The latter control the folding of the longer DNA strand into virtually any shape at all – akin to origami masters, who fold pieces of paper into intricate objects. As such, the clamps are a means of determining how the DNA origami objects combine to form the desired diamond lattice,” said the LMU Postdoctoral Researcher.

The 10 µm-sized crystals created by the DNA origami construction blocks are placed on a substrate and transferred to a collaborative research group at the Walter Schottky Institute of the Technical University of Munich (TUM).

Under Professor Ian Sharp's direction, the group deposited individual atomic layers of titanium dioxide on all surfaces of the DNA origami crystals. The “e-conversion” Cluster of Excellence also supports this work.

The DNA origami diamond lattice serves as scaffolding for titanium dioxide, which, on account of its high index of refraction, determines the photonic properties of the lattice. After coating, our photonic crystal does not allow UV light with a wavelength of about 300 nm to pass through, but rather reflects it.

Dr. Gregor Posnjak, Faculty of Physics, Ludwig-Maximilian-University

The titanium dioxide layer's thickness allows for the modification of the reflected light's wavelength.

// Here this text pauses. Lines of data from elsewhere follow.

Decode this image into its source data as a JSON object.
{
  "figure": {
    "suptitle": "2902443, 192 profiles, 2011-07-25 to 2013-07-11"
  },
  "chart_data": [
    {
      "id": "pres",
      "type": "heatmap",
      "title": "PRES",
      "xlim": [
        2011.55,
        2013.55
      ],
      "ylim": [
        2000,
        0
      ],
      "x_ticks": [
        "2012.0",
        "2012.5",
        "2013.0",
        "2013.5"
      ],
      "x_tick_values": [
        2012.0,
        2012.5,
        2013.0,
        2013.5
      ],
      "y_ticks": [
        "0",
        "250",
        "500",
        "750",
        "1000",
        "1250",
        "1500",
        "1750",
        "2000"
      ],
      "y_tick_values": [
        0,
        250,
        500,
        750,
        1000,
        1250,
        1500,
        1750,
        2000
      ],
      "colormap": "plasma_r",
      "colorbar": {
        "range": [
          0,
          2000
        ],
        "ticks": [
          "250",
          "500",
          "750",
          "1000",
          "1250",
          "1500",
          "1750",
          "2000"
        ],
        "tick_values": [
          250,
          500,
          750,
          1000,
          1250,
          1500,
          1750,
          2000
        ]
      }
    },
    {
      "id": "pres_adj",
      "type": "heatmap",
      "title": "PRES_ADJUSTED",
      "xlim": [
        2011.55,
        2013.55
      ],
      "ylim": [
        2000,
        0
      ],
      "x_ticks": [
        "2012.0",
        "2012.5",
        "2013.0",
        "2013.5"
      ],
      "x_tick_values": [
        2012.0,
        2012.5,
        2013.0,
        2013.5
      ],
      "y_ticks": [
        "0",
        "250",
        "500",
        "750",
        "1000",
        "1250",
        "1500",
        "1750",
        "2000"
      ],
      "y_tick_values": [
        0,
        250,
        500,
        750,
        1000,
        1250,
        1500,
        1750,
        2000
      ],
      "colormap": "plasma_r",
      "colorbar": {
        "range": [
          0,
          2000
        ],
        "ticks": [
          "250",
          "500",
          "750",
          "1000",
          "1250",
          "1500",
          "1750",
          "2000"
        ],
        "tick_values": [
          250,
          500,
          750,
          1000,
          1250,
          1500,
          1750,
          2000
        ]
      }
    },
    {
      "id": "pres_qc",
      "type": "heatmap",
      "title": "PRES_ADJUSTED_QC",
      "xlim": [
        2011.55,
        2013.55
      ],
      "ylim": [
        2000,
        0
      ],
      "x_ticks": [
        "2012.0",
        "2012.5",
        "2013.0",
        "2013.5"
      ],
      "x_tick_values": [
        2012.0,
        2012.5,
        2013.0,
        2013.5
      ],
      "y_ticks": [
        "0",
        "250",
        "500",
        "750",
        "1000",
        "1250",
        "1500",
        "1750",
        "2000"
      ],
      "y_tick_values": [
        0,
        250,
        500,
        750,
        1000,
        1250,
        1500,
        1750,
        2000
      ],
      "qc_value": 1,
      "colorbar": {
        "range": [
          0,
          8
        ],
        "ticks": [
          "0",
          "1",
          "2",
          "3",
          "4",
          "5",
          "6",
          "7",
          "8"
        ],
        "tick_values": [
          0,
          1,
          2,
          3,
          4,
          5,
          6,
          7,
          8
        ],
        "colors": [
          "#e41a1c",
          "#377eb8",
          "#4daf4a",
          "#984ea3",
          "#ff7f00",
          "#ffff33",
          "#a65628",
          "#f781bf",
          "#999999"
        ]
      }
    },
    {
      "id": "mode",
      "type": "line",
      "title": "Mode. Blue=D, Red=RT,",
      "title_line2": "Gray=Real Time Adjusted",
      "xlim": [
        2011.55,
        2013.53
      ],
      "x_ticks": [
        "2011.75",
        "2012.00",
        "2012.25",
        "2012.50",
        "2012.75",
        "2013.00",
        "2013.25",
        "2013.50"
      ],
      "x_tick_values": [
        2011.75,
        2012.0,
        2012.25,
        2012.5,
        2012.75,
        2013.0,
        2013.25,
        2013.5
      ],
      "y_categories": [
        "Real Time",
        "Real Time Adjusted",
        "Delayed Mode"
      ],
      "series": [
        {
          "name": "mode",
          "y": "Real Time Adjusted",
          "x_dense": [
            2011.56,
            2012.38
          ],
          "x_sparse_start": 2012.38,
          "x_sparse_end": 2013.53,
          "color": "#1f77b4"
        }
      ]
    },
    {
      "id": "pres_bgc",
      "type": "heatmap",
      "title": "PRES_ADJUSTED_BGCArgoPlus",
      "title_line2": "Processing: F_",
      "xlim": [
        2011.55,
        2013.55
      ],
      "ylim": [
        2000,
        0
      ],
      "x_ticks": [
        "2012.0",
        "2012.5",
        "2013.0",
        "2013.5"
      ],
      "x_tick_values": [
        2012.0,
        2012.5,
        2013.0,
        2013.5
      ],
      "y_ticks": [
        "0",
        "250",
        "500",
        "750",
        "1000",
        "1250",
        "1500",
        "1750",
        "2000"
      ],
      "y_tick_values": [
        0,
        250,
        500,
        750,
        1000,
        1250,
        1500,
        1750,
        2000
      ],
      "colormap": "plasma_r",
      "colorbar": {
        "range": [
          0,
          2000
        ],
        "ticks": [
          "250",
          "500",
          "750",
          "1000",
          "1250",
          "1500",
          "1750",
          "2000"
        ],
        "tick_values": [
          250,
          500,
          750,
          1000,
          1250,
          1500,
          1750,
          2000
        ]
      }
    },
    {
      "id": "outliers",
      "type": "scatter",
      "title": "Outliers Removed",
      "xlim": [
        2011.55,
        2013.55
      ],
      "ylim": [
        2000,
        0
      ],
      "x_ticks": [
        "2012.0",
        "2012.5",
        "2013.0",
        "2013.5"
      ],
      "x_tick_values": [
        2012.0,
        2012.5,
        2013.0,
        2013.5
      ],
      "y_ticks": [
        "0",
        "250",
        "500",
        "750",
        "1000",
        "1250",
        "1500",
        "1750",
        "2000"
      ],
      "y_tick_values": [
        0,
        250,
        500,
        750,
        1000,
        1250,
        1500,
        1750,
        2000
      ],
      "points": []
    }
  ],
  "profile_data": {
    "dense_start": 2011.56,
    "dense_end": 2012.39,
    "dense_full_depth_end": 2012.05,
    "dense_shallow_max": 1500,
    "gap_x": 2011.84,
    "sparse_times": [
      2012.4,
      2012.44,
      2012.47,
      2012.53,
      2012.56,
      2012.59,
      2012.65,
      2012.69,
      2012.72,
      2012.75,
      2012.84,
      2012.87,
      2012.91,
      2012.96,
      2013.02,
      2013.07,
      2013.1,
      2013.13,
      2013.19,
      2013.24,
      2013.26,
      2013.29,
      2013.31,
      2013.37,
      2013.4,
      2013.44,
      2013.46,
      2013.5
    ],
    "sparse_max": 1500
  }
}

DNA Origami Could Boost Photonics

Conventional lithographic methods are appropriate for photonic crystals operating in the infrared spectrum but are time-consuming and costly. Lithographic techniques have not proven effective in the visible and ultraviolet light spectrum until now.

Liedl said, “Consequently, the comparatively easy manufacturing process using the self-assembly of DNA origami in an aqueous solution offers a powerful alternative for producing structures in the desired size cost-effectively and in larger quantities.”

He believes that the unique structure, with its enormous chemically accessible pores, will encourage more research, particularly in the area of energy harvesting and storage. A team led by Professor Petr Šulc of Arizona State University and TUM presents a theoretical framework in the same issue of Science for creating different crystalline lattices from patchy colloids.

They also experimentally demonstrate the method by forming a pyrochlore lattice using DNA origami building blocks, which may also have applications in photonics.

Journal Reference:

‌ Posnjak, G., et al. (2024) Diamond-lattice photonic crystals assembled from DNA origami. Science.